Problem:
Let $m$ be an even number such that $m \geq 6$, and let $n$ be a natural number such that $3 \leq n \leq \cfrac{m}{2}$.
Number each vertex of a regular $m$-sided polygon clockwise as $1,2,\cdots,m$.
Randomly choose $n$ vertices among the $m$ vertices and construct an $n$-sided polygon.
We assume that two $n$-sided polygons that do not share at least one vertex are different from each other. Congruent polygons anchored on different vertices (rotated or reflected) are considered different.
Let $P_{m,n}$ be the probability that the center of the $m$-sided polygon is not located inside nor on an edge of the $n$-sided polygon.
Then, find the probability $P_{m,n}$.
What I tried:
First, I calculated $P_{m,n}$ for $(m,n)=(8,3),(8,4),(10,3),(10,4)$:
$P_{8,3} = \cfrac{3 \times 8}{_8C_3} \approx 0.4286$
$P_{8,4} = \cfrac{1 \times 8}{_8C_4} \approx 0.1143$
$P_{10,3} = \cfrac{6 \times 10}{_{10}C_3} = 0.5$
$P_{10,4} = \cfrac{4 \times 10}{_{10}C_4} \approx 0.1905$
For example, when $(m,n)=(8,3)$, we can freely choose vertex 1 by symmetry. And we choose two other vertices $v_1, v_2 (v_1 < v_2)$ among the half side of the regular $8$-sided polygon so that we can simply multiply the combinations by 8. For $v_1 = 2$ we must have $v_2 = 3,4$. For $v_2 = 3$ we must have $v_2 = 4$. Therefore, $P_{8,3} = \cfrac{3 \times 8}{_8C_3}$.
For $n=3$, the possible combination of the triangle is:
$m=8 \Rightarrow (1 + 2) \times 8 = 24$
$m=10 \Rightarrow (1 + 2 + 3) \times 10 = 60$
Thus, $$P_{m,3} = \cfrac{m \sum^{(\frac{m}{2}-3)+1}_{k=1}{k}}{_mC_3} = \cfrac{\cfrac{m}{2}(\cfrac{m^2}{4}-\cfrac{3m}{2}+2)}{\cfrac{m(m-1)(m-2)}{3 \cdot 2 \cdot 1}} = \cfrac{3}{4}\cdot\cfrac{m^2-6m+8}{m^2-3m+2}$$
However, I don't know how to generalize it and find $P_{m,m}$. Could someone help me with this problem?

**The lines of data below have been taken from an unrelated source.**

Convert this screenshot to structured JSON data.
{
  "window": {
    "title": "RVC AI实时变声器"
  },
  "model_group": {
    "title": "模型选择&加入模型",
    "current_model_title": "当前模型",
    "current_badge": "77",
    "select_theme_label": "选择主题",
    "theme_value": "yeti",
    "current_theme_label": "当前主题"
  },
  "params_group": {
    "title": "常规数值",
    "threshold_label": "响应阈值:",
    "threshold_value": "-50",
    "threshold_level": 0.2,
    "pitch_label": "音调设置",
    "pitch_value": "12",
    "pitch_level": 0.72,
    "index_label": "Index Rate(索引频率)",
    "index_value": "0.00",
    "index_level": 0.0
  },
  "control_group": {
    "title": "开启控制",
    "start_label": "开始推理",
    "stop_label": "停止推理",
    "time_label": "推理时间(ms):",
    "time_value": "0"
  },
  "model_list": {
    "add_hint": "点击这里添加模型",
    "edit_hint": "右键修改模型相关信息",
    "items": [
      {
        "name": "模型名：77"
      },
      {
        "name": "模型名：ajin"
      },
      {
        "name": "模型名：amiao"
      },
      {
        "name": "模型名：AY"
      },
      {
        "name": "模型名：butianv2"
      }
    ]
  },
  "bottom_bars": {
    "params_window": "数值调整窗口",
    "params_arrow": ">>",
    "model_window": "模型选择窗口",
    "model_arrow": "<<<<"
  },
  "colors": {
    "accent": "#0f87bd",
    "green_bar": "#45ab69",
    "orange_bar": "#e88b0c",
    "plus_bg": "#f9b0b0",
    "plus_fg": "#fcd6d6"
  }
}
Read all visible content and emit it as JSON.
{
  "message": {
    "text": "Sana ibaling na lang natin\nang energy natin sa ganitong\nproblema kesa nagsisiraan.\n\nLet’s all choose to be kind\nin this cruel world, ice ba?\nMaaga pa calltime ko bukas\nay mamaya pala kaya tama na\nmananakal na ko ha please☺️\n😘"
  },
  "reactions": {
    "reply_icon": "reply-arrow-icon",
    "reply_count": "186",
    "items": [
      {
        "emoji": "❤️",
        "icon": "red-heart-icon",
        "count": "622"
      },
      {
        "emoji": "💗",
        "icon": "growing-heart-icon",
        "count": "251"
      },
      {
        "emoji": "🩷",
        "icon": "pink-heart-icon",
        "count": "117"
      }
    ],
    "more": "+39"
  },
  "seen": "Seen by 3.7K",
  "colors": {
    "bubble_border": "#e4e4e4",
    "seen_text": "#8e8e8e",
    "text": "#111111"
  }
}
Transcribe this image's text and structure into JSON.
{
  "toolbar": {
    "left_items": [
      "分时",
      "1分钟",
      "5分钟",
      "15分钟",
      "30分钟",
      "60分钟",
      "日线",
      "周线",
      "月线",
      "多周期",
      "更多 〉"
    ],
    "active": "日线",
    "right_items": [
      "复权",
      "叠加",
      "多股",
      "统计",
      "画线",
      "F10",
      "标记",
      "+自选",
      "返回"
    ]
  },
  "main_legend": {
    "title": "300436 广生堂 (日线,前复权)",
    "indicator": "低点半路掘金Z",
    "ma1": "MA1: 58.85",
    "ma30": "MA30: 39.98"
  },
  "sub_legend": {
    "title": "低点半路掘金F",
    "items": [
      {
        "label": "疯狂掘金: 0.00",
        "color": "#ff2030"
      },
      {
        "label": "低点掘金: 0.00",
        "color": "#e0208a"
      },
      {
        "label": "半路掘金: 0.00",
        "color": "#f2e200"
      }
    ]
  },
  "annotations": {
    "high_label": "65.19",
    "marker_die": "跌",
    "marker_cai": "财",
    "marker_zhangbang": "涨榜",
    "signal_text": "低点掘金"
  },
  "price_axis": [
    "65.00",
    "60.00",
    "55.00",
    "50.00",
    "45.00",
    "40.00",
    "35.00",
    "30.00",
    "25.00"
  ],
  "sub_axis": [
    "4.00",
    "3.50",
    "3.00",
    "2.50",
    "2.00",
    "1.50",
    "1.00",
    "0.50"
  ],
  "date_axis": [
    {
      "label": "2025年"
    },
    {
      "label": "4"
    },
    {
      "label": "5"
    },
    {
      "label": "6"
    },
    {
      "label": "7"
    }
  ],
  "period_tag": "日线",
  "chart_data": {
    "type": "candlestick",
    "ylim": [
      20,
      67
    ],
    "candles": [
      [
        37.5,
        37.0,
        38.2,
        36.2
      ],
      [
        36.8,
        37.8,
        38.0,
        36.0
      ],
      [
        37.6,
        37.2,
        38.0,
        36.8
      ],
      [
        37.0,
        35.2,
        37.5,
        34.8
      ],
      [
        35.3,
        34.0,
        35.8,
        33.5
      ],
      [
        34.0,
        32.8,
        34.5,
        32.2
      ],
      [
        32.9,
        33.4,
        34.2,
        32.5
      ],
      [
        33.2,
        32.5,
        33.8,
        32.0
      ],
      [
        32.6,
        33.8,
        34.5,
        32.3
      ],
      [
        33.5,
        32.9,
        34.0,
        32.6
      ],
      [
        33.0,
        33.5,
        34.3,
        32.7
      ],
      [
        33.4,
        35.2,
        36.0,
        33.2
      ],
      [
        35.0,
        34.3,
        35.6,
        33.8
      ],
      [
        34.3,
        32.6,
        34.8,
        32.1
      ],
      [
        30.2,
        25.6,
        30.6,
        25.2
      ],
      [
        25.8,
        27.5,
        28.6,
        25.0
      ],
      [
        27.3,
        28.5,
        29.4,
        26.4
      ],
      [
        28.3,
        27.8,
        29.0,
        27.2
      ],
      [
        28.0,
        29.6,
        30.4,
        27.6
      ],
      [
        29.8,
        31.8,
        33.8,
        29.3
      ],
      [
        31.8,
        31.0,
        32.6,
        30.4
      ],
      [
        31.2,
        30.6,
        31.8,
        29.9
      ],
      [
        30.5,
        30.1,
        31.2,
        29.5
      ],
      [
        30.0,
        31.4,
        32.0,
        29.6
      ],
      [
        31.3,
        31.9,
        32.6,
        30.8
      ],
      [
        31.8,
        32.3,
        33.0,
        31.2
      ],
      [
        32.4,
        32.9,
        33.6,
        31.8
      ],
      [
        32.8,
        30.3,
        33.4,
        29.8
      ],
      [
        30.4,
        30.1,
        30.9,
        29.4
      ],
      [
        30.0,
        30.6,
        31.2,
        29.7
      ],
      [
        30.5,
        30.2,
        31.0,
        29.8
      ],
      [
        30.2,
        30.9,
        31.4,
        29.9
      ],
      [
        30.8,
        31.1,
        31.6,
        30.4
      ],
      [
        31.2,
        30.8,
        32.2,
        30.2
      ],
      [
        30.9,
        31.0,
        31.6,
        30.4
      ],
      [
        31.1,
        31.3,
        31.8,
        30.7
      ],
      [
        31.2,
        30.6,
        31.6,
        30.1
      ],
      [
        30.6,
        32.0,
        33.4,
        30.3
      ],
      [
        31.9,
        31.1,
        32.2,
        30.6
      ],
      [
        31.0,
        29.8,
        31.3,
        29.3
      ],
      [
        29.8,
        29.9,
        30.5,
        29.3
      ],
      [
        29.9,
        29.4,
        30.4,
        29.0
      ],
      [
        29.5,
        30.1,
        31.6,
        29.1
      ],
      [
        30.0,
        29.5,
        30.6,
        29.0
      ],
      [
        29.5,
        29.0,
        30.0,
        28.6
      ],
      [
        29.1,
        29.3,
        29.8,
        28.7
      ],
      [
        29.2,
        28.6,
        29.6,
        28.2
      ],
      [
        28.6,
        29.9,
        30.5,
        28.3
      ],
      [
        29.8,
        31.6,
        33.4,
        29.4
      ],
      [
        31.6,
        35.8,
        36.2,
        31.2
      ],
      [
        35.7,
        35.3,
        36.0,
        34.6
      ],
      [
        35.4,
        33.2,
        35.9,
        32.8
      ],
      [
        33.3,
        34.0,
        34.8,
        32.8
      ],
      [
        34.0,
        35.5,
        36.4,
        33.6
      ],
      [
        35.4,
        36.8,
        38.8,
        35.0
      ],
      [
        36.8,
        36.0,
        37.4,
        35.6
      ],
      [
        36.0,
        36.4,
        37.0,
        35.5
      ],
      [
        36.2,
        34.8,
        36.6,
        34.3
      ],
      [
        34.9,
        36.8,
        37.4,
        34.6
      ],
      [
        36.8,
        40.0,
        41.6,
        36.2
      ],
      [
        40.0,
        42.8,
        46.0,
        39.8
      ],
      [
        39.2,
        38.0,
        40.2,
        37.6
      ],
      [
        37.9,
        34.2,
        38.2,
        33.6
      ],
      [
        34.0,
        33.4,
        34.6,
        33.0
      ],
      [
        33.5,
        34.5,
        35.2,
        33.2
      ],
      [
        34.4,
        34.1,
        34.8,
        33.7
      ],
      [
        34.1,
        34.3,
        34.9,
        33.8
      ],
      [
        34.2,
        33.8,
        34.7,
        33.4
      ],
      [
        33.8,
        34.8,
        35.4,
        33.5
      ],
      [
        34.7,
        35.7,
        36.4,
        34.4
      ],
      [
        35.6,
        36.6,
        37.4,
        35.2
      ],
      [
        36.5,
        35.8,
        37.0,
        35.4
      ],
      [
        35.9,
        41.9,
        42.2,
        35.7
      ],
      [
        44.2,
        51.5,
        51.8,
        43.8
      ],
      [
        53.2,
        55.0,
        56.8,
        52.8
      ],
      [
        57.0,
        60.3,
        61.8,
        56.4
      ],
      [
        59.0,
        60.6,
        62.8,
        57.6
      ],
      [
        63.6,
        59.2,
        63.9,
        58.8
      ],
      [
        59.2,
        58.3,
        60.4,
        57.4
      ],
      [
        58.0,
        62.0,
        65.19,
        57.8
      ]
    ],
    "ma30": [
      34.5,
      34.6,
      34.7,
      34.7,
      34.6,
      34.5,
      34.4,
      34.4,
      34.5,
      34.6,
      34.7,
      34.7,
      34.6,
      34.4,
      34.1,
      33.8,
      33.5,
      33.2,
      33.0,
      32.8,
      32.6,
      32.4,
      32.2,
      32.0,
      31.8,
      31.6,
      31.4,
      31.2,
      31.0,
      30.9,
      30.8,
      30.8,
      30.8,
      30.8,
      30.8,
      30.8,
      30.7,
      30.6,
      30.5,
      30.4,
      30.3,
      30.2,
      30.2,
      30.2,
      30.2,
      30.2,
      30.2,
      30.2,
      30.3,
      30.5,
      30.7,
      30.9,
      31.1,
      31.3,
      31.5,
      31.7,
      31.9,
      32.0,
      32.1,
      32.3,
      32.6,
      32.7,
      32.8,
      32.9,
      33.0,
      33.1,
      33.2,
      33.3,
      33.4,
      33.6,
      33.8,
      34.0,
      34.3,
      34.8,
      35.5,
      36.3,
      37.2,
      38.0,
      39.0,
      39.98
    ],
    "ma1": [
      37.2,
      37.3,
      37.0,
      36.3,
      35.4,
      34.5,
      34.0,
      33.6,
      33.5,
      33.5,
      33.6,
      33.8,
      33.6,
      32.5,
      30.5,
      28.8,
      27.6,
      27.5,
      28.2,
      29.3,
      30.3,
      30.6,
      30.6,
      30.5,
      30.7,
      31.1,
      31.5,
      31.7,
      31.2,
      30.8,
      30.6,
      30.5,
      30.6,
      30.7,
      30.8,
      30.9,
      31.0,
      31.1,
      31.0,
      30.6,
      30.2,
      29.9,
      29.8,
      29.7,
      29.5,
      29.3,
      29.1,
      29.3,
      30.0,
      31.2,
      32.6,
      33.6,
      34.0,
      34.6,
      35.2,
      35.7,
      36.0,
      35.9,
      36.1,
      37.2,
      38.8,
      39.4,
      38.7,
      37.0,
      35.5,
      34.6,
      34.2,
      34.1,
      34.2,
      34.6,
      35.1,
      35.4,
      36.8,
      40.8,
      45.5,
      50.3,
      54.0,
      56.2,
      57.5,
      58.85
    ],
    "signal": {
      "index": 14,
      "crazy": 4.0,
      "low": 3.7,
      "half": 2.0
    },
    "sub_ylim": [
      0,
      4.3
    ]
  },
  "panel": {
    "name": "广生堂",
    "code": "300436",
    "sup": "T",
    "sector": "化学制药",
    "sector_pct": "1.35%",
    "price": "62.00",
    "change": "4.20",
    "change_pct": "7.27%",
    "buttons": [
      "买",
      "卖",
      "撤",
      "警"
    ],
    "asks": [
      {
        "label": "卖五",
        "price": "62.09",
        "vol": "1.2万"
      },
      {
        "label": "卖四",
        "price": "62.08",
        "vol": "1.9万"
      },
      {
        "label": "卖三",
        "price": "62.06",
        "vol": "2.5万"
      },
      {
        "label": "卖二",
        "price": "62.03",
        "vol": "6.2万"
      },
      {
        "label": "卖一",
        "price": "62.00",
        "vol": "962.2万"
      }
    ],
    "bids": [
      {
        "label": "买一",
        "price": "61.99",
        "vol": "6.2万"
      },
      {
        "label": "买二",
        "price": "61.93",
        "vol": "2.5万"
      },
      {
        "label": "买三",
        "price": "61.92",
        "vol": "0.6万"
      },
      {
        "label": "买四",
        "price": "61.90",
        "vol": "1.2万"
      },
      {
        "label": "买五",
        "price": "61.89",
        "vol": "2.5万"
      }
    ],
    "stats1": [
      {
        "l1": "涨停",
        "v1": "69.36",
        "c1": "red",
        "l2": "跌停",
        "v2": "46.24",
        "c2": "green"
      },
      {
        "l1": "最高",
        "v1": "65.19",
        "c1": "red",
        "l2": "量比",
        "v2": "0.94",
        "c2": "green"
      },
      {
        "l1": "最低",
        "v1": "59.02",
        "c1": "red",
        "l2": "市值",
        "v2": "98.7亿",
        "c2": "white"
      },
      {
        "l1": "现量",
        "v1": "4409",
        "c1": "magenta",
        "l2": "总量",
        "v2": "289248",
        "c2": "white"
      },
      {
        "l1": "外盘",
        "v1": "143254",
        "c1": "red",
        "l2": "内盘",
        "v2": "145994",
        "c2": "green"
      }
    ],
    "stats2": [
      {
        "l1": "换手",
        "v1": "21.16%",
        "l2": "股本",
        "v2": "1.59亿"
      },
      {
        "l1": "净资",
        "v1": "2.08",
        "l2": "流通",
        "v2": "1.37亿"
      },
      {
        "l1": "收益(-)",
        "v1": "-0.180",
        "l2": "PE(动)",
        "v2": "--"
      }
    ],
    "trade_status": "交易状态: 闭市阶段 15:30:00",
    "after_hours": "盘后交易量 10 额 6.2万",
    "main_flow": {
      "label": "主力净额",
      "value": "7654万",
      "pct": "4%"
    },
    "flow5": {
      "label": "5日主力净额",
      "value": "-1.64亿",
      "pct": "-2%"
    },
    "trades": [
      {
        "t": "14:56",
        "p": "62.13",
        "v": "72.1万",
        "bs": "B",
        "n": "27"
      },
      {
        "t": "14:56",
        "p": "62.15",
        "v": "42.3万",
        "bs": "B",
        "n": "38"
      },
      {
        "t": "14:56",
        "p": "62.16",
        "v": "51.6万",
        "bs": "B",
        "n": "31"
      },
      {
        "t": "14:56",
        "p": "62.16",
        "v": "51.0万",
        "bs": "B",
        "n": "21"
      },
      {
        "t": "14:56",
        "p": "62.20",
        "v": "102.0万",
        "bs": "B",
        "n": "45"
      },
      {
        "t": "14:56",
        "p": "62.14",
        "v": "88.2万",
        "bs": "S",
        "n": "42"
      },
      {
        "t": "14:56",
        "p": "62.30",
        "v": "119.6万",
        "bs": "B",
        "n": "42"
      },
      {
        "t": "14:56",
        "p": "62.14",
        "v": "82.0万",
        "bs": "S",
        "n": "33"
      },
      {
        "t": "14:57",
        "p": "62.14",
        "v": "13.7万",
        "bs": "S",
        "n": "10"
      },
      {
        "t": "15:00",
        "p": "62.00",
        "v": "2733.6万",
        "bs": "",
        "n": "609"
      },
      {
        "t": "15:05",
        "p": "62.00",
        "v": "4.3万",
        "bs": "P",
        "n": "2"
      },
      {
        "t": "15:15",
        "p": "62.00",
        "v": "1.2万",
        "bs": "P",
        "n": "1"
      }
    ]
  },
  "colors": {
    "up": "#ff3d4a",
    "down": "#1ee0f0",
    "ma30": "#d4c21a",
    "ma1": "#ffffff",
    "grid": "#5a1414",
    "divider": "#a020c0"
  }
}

I think there has to be a diameter with all chosen points on one side of the diameter. I can't prove that at the moment. So there is one point that is furthest clockwise.
You are then free to choose any $n-1$ of the $\frac{m}2-1$ points anticlockwise from the first point.